People may say they want a “place where everyone knows your name” but may actually make purchases on the basis of low prices and more choices. Small Missouri towns and urban neighborhoods need to rethink and expand their roles and markets without abandoning their local communities and special identities. A third important lesson from The Village of Cherry Hill is a sense of control over community design that can help foster a sense of community. The New Urbanist master plan works in Cherry Hill, and DeSpain views its townbuilding approach as a balanced, middle path between government control and unregulated development. Legal covenants and design guidelines do restrain property owners in Cherry Hill more than in most new subdivisions. However, the Muzzys suggest that the strict guidelines and design review ensure The Village of Cherry Hill’s special character.

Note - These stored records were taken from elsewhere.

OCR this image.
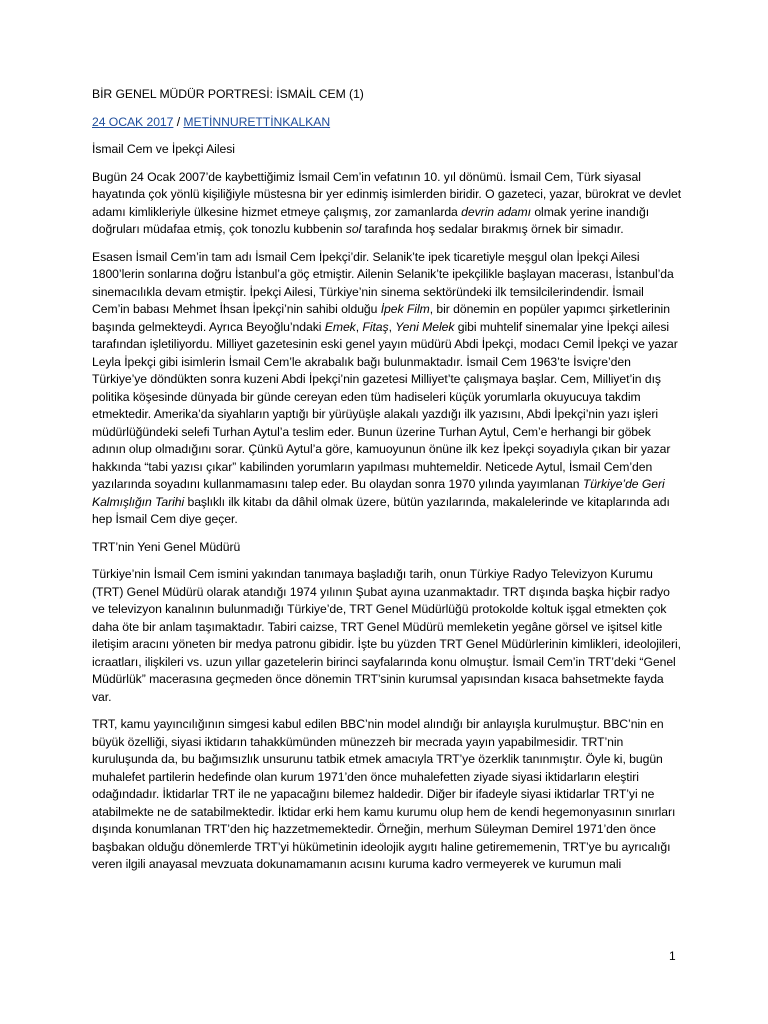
BİR GENEL MÜDÜR PORTRESİ: İSMAİL CEM (1)
24 OCAK 2017 / METİNNURETTİNKALKAN
İsmail Cem ve İpekçi Ailesi

Bugün 24 Ocak 2007’de kaybettiğimiz İsmail Cem’in vefatının 10. yıl dönümü. İsmail Cem, Türk siyasal hayatında çok yönlü kişiliğiyle müstesna bir yer edinmiş isimlerden biridir. O gazeteci, yazar, bürokrat ve devlet adamı kimlikleriyle ülkesine hizmet etmeye çalışmış, zor zamanlarda devrin adamı olmak yerine inandığı doğruları müdafaa etmiş, çok tonozlu kubbenin sol tarafında hoş sedalar bırakmış örnek bir simadır.

Esasen İsmail Cem’in tam adı İsmail Cem İpekçi’dir. Selanik’te ipek ticaretiyle meşgul olan İpekçi Ailesi 1800’lerin sonlarına doğru İstanbul’a göç etmiştir. Ailenin Selanik’te ipekçilikle başlayan macerası, İstanbul’da sinemacılıkla devam etmiştir. İpekçi Ailesi, Türkiye’nin sinema sektöründeki ilk temsilcilerindendir. İsmail Cem’in babası Mehmet İhsan İpekçi’nin sahibi olduğu İpek Film, bir dönemin en popüler yapımcı şirketlerinin başında gelmekteydi. Ayrıca Beyoğlu’ndaki Emek, Fitaş, Yeni Melek gibi muhtelif sinemalar yine İpekçi ailesi tarafından işletiliyordu. Milliyet gazetesinin eski genel yayın müdürü Abdi İpekçi, modacı Cemil İpekçi ve yazar Leyla İpekçi gibi isimlerin İsmail Cem’le akrabalık bağı bulunmaktadır. İsmail Cem 1963’te İsviçre’den Türkiye’ye döndükten sonra kuzeni Abdi İpekçi’nin gazetesi Milliyet’te çalışmaya başlar. Cem, Milliyet’in dış politika köşesinde dünyada bir günde cereyan eden tüm hadiseleri küçük yorumlarla okuyucuya takdim etmektedir. Amerika’da siyahların yaptığı bir yürüyüşle alakalı yazdığı ilk yazısını, Abdi İpekçi’nin yazı işleri müdürlüğündeki selefi Turhan Aytul’a teslim eder. Bunun üzerine Turhan Aytul, Cem’e herhangi bir göbek adının olup olmadığını sorar. Çünkü Aytul’a göre, kamuoyunun önüne ilk kez İpekçi soyadıyla çıkan bir yazar hakkında “tabi yazısı çıkar” kabilinden yorumların yapılması muhtemeldir. Neticede Aytul, İsmail Cem’den yazılarında soyadını kullanmamasını talep eder. Bu olaydan sonra 1970 yılında yayımlanan Türkiye’de Geri Kalmışlığın Tarihi başlıklı ilk kitabı da dâhil olmak üzere, bütün yazılarında, makalelerinde ve kitaplarında adı hep İsmail Cem diye geçer.

TRT’nin Yeni Genel Müdürü

Türkiye’nin İsmail Cem ismini yakından tanımaya başladığı tarih, onun Türkiye Radyo Televizyon Kurumu (TRT) Genel Müdürü olarak atandığı 1974 yılının Şubat ayına uzanmaktadır. TRT dışında başka hiçbir radyo ve televizyon kanalının bulunmadığı Türkiye’de, TRT Genel Müdürlüğü protokolde koltuk işgal etmekten çok daha öte bir anlam taşımaktadır. Tabiri caizse, TRT Genel Müdürü memleketin yegâne görsel ve işitsel kitle iletişim aracını yöneten bir medya patronu gibidir. İşte bu yüzden TRT Genel Müdürlerinin kimlikleri, ideolojileri, icraatları, ilişkileri vs. uzun yıllar gazetelerin birinci sayfalarında konu olmuştur. İsmail Cem’in TRT’deki “Genel Müdürlük” macerasına geçmeden önce dönemin TRT’sinin kurumsal yapısından kısaca bahsetmekte fayda var.

TRT, kamu yayıncılığının simgesi kabul edilen BBC’nin model alındığı bir anlayışla kurulmuştur. BBC’nin en büyük özelliği, siyasi iktidarın tahakkümünden münezzeh bir mecrada yayın yapabilmesidir. TRT’nin kuruluşunda da, bu bağımsızlık unsurunu tatbik etmek amacıyla TRT’ye özerklik tanınmıştır. Öyle ki, bugün muhalefet partilerin hedefinde olan kurum 1971’den önce muhalefetten ziyade siyasi iktidarların eleştiri odağındadır. İktidarlar TRT ile ne yapacağını bilemez haldedir. Diğer bir ifadeyle siyasi iktidarlar TRT’yi ne atabilmekte ne de satabilmektedir. İktidar erki hem kamu kurumu olup hem de kendi hegemonyasının sınırları dışında konumlanan TRT’den hiç hazzetmemektedir. Örneğin, merhum Süleyman Demirel 1971’den önce başbakan olduğu dönemlerde TRT’yi hükümetinin ideolojik aygıtı haline getirememenin, TRT’ye bu ayrıcalığı veren ilgili anayasal mevzuata dokunamamanın acısını kuruma kadro vermeyerek ve kurumun mali

1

In his best-selling book Bowling Alone, Harvard political scientist Robert Putnam shows that we Americans have not taken care of our communities in recent decades. Putnam further argues that personal health, well-being, and even our identities require healthy communities. Like Putnam, Cherry Hill residents and frequent visitors emphasize “paying attention” to community life as well as to the natural and built environments. The Village of Cherry Hill is really about paying attention to all aspects of community life. Thornton Wilder’s Pulitzer Prize-winning play Our Town powerfully dramatizes how little attention we usually pay to community life. In the play, Emily Gibbs, a young woman from tiny Grover’s Corners who died while giving birth, receives her fondest wish to return to Grover’s Corners for just one day, unseen, to observe daily village life. However, the lost opportunities quickly become too unbearable for Emily.
“I can’t. I can’t go on,” she cries. “It goes so fast. We don’t have time to look at one another. I didn’t realize. So all that was going on and we never noticed. Take me back–up the hill–to my grave. But first: Wait! One more look.”
Like Our Town, The Village of Cherry Hill directs our attention to the drama of community life. It’s not Utopia, but it is a thoughtful alternative to thoughtless development that reminds us of our rich cultural heritage here in Missouri and America. Design can foster or frustrate community, but it cannot create it. Community can only be improvised by us, the actors; it’s the ultimate reality show. Nevertheless, The Village of Cherry Hill provides its actors with a magnificent stage setting and valuable cues for a drama whose script is just beginning to be written.